Per quanto condivisibili nelle intenzioni, queste dichiarazioni si inseriscono in quella pratica sempre più diffusa nota come greenwashing: una strategia di comunicazione adottata dalle aziende per costruirsi un’immagine ecologicamente responsabile, spesso in netto contrasto con il reale impatto delle proprie attività sull’ambiente. Più che uno sforzo concreto verso la sostenibilità, le parole appaiono come un’operazione di facciata, e per molti cittadini rappresentano non solo un’ingannevole narrazione, ma anche un’offesa alla propria esperienza quotidiana.
Le spiagge “caraibiche” di Rosignano
Gli scarichi a mare nel Fosso Bianco, Lillatro, Rosignano Solvay
A Rosignano, Solvay scarica direttamente in mare i propri rifiuti solidi. Un fatto che stride fortemente con gli sbandierati concetti di sostenibilità, impronta ambientale, biodiversità, gestione dei rifiuti, conservazione dell’acqua e adattamento ai cambiamenti climatici. Le cosiddette «Spiagge Bianche», celebri per l’aspetto caraibico che attira turisti e fotografie da tutto il mondo, sono in realtà il risultato di decenni di sversamenti industriali. Un habitat morto, trasformato in discarica marina. Tutto questo avviene nel rispetto della legge, grazie a una autorizzazione del Ministero dell’Ambiente, che di fatto ha derogato all’accordo di programma del 2003 nel quale Solvay aveva accettato una drastica riduzione degli scarichi a mare..

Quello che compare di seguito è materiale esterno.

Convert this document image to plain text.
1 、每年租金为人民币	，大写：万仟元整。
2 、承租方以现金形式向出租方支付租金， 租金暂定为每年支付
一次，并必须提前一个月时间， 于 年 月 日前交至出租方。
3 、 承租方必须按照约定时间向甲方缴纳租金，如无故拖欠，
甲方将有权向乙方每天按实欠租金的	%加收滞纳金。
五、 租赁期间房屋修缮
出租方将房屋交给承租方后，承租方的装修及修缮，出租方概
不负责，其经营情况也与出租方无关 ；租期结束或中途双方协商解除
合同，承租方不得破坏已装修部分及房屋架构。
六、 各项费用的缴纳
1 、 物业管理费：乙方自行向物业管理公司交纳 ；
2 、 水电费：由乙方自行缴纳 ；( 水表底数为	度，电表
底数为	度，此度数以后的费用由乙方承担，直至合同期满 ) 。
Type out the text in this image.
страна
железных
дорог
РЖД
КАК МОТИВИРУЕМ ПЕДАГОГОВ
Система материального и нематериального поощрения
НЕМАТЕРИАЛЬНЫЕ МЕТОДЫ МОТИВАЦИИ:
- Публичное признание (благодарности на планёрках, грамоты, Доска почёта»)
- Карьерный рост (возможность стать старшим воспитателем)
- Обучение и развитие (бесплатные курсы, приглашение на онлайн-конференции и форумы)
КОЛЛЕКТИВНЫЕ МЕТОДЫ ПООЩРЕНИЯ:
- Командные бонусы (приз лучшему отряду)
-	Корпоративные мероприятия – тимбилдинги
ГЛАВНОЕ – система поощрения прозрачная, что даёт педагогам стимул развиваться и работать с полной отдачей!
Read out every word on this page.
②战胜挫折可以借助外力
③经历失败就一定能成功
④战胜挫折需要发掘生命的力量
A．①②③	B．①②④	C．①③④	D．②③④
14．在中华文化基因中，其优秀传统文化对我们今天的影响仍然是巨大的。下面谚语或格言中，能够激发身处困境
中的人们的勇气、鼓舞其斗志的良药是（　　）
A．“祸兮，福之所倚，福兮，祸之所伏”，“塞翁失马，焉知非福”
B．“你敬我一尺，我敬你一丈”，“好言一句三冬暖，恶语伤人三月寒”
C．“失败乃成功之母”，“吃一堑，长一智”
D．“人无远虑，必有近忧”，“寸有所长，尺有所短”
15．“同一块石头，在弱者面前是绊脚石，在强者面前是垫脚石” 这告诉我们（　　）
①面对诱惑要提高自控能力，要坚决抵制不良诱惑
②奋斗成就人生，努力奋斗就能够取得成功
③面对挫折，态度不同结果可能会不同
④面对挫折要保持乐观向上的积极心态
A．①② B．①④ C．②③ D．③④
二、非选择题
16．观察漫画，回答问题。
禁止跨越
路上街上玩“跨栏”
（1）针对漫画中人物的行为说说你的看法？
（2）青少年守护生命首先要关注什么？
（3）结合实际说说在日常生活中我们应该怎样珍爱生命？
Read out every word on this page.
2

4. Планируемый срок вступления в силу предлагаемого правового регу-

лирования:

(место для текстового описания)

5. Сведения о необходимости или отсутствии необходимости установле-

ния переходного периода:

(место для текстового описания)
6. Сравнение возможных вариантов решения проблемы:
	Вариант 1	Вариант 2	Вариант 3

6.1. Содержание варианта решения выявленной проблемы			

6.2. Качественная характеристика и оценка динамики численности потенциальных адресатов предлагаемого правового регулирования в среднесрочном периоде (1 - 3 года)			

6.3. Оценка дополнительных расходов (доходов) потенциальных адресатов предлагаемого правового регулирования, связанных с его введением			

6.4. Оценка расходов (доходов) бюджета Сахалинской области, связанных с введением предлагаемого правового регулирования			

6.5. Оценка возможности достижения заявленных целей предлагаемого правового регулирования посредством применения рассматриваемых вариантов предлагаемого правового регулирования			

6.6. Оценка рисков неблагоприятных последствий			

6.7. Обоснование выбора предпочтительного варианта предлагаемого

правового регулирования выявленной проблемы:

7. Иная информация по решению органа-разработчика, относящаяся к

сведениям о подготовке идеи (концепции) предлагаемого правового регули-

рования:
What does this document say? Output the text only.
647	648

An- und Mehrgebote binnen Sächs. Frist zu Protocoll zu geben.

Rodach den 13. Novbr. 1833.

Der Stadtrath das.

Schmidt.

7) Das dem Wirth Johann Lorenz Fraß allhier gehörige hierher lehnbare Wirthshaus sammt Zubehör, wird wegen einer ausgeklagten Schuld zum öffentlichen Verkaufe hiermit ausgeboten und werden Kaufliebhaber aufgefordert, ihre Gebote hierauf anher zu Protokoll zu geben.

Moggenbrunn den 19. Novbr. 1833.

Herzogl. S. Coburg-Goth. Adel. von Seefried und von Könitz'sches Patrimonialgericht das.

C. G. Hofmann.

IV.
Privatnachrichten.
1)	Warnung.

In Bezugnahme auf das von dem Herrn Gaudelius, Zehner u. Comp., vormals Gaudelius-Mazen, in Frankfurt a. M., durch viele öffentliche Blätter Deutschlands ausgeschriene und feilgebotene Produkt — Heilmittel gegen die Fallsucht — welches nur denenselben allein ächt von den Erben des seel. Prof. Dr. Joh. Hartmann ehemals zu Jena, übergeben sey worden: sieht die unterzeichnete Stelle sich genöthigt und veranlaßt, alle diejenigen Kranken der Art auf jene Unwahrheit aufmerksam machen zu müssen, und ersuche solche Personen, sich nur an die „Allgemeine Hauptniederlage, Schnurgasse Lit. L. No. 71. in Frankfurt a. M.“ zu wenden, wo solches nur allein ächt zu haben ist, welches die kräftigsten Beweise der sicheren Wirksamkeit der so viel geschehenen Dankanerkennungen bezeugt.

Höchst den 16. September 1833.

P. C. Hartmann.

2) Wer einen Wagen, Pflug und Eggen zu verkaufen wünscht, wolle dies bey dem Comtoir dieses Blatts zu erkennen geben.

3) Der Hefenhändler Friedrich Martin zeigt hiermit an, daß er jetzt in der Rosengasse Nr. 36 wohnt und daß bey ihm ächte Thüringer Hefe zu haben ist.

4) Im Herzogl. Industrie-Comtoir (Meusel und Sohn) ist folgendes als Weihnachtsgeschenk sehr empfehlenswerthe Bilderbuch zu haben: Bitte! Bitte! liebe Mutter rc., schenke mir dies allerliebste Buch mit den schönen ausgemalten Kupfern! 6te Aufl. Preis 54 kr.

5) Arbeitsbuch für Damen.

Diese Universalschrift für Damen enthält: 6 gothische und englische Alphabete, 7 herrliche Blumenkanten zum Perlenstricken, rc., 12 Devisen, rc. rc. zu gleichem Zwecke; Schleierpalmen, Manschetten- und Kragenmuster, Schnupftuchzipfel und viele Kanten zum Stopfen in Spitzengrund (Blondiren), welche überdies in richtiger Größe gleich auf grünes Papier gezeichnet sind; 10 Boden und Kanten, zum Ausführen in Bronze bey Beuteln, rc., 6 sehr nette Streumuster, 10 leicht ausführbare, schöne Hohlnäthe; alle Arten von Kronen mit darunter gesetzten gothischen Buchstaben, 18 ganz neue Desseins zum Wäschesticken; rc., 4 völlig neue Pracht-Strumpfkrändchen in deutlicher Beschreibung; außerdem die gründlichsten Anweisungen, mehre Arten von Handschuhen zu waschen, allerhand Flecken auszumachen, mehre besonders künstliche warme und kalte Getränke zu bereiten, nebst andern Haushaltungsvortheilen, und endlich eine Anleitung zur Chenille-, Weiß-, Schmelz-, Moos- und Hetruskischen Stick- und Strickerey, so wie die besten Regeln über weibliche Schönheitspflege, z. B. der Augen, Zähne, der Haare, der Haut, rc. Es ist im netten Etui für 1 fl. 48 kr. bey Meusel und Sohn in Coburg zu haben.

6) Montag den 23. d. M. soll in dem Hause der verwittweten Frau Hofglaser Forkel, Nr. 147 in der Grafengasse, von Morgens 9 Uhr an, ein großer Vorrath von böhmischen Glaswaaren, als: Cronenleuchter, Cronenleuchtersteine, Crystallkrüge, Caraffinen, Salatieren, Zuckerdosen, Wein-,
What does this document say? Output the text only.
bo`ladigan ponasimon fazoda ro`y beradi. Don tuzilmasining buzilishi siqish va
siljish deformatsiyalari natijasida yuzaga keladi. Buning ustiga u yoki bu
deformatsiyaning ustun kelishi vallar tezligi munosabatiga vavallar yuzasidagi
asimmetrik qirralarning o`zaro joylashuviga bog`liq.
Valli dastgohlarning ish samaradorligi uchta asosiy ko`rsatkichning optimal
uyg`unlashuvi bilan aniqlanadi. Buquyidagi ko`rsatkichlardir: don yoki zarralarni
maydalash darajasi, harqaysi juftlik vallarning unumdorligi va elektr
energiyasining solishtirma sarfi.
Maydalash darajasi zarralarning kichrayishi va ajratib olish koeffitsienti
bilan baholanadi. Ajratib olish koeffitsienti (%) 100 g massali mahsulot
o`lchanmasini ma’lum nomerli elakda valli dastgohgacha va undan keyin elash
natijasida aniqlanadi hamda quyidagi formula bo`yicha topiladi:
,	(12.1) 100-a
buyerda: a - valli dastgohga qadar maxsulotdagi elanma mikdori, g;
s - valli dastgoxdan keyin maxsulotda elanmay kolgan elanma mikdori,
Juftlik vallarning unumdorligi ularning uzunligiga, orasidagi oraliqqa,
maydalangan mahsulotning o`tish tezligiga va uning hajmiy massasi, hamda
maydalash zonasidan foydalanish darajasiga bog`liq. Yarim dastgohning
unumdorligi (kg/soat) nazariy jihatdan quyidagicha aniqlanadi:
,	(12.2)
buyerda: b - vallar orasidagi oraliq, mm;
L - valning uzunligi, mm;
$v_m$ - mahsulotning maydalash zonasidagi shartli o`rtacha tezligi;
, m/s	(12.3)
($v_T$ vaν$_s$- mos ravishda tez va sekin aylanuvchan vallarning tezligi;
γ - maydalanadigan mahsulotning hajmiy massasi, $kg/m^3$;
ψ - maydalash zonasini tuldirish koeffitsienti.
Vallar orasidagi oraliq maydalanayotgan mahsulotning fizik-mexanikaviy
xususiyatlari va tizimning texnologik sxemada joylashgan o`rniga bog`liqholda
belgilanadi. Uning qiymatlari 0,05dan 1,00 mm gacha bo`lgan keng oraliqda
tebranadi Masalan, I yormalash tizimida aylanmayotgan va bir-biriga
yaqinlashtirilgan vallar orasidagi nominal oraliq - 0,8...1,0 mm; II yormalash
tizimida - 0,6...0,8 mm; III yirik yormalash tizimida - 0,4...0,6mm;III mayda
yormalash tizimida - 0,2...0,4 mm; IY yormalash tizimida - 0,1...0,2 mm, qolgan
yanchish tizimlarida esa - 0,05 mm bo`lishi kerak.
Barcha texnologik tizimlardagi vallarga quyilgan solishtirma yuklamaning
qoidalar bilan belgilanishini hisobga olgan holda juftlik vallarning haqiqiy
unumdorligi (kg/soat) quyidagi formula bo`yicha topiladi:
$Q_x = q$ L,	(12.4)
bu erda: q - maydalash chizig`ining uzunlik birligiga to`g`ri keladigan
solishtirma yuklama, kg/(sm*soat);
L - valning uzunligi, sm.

Tra i materiali scaricati in mare, insieme a calcare e carbonato di calcio, si trovano sostanze altamente inquinanti: mercurio, arsenico, cadmio, nickel, piombo, zinco, dicloroetano, ammoniaca. Nel 2003, Solvay firmò con gli enti territoriali un accordo di programma che prevedeva una riduzione del 70% dei solidi sospesi scaricati in mare entro il 2007, passando da 200.000 a 60.000 tonnellate annue.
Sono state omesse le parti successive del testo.